Simrock R, Missalla A, Schwidtal P, Lischke V, Breddin H K
Thromb Haemost. 1984 Apr 30;51(2):269-71.
The results of clinical trials concerning the use of acetylsalicylic acid (ASA) as antithrombotic drug are contradictory. Inhibition by ASA of platelet prostaglandin synthesis and aggregation is prevented by its metabolite salicylic acid (SA) in animals and in human platelets in vitro. It was suggested that ASA might produce its own inhibitor, thereby diminishing its efficiency in thromboembolic disease. In four healthy male subjects there was no difference in inhibition of collagen-induced platelet aggregation after the administration of 500 mg ASA alone or at salicylate steady state (3 g SA daily). But the inhibition of tissue-extract-induced platelet shape change was diminished and shortened by pretreatment with SA. We conclude that SA does not inhibit the effects of ASA on human platelet aggregation in vivo in therapeutic dose ranges. The clinical importance of the SA/ASA-interaction on tissue-extract-induced platelet shape change remains to be clarified.
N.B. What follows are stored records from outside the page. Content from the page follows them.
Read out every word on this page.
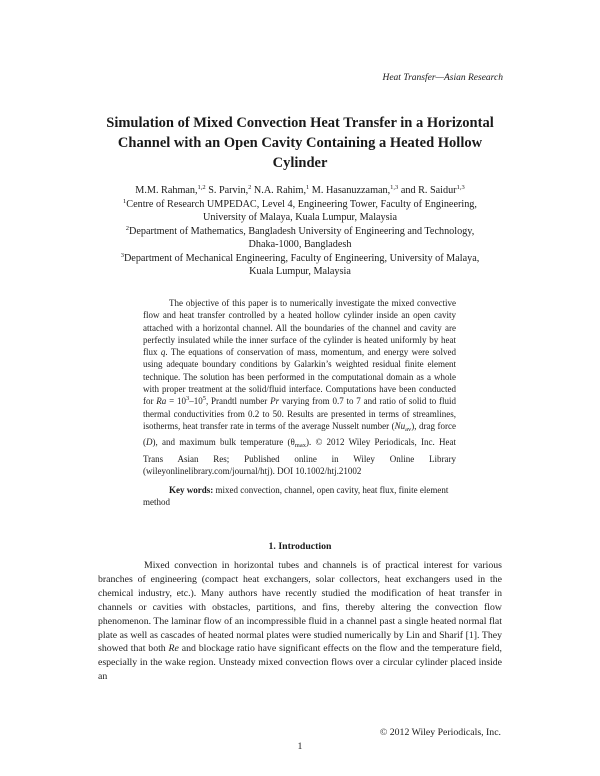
Heat Transfer—Asian Research
Simulation of Mixed Convection Heat Transfer in a Horizontal Channel with an Open Cavity Containing a Heated Hollow Cylinder
M.M. Rahman,$^{1,2}$ S. Parvin,$^2$ N.A. Rahim,$^1$ M. Hasanuzzaman,$^{1,3}$ and R. Saidur$^{1,3}$
$^1$Centre of Research UMPEDAC, Level 4, Engineering Tower, Faculty of Engineering,
University of Malaya, Kuala Lumpur, Malaysia
$^2$Department of Mathematics, Bangladesh University of Engineering and Technology,
Dhaka-1000, Bangladesh
$^3$Department of Mechanical Engineering, Faculty of Engineering, University of Malaya,
Kuala Lumpur, Malaysia
The objective of this paper is to numerically investigate the mixed convective flow and heat transfer controlled by a heated hollow cylinder inside an open cavity attached with a horizontal channel. All the boundaries of the channel and cavity are perfectly insulated while the inner surface of the cylinder is heated uniformly by heat flux q. The equations of conservation of mass, momentum, and energy were solved using adequate boundary conditions by Galarkin’s weighted residual finite element technique. The solution has been performed in the computational domain as a whole with proper treatment at the solid/fluid interface. Computations have been conducted for $Ra = 10^3-10^5$, Prandtl number Pr varying from 0.7 to 7 and ratio of solid to fluid thermal conductivities from 0.2 to 50. Results are presented in terms of streamlines, isotherms, heat transfer rate in terms of the average Nusselt number $(Nu_{av})$, drag force (D), and maximum bulk temperature $(\theta_{max})$. © 2012 Wiley Periodicals, Inc. Heat Trans Asian Res; Published online in Wiley Online Library (wileyonlinelibrary.com/journal/htj). DOI 10.1002/htj.21002
Key words: mixed convection, channel, open cavity, heat flux, finite element method
1. Introduction
Mixed convection in horizontal tubes and channels is of practical interest for various branches of engineering (compact heat exchangers, solar collectors, heat exchangers used in the chemical industry, etc.). Many authors have recently studied the modification of heat transfer in channels or cavities with obstacles, partitions, and fins, thereby altering the convection flow phenomenon. The laminar flow of an incompressible fluid in a channel past a single heated normal flat plate as well as cascades of heated normal plates were studied numerically by Lin and Sharif [1]. They showed that both Re and blockage ratio have significant effects on the flow and the temperature field, especially in the wake region. Unsteady mixed convection flows over a circular cylinder placed inside an
© 2012 Wiley Periodicals, Inc.
1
关于使用乙酰水杨酸(ASA)作为抗血栓药物的临床试验结果相互矛盾。在动物和体外人血小板中,ASA的代谢产物水杨酸(SA)可阻止其对血小板前列腺素合成和聚集的抑制作用。有人提出,ASA可能会产生自身抑制剂,从而降低其在血栓栓塞性疾病中的疗效。在四名健康男性受试者中,单独给予500mg ASA或处于水杨酸盐稳态(每日3g SA)时,对胶原诱导的血小板聚集的抑制作用没有差异。但是,SA预处理会减弱并缩短组织提取物诱导的血小板形状变化的抑制作用。我们得出结论,在治疗剂量范围内,SA不会在体内抑制ASA对人血小板聚集的作用。SA/ASA相互作用对组织提取物诱导的血小板形状变化的临床重要性仍有待阐明。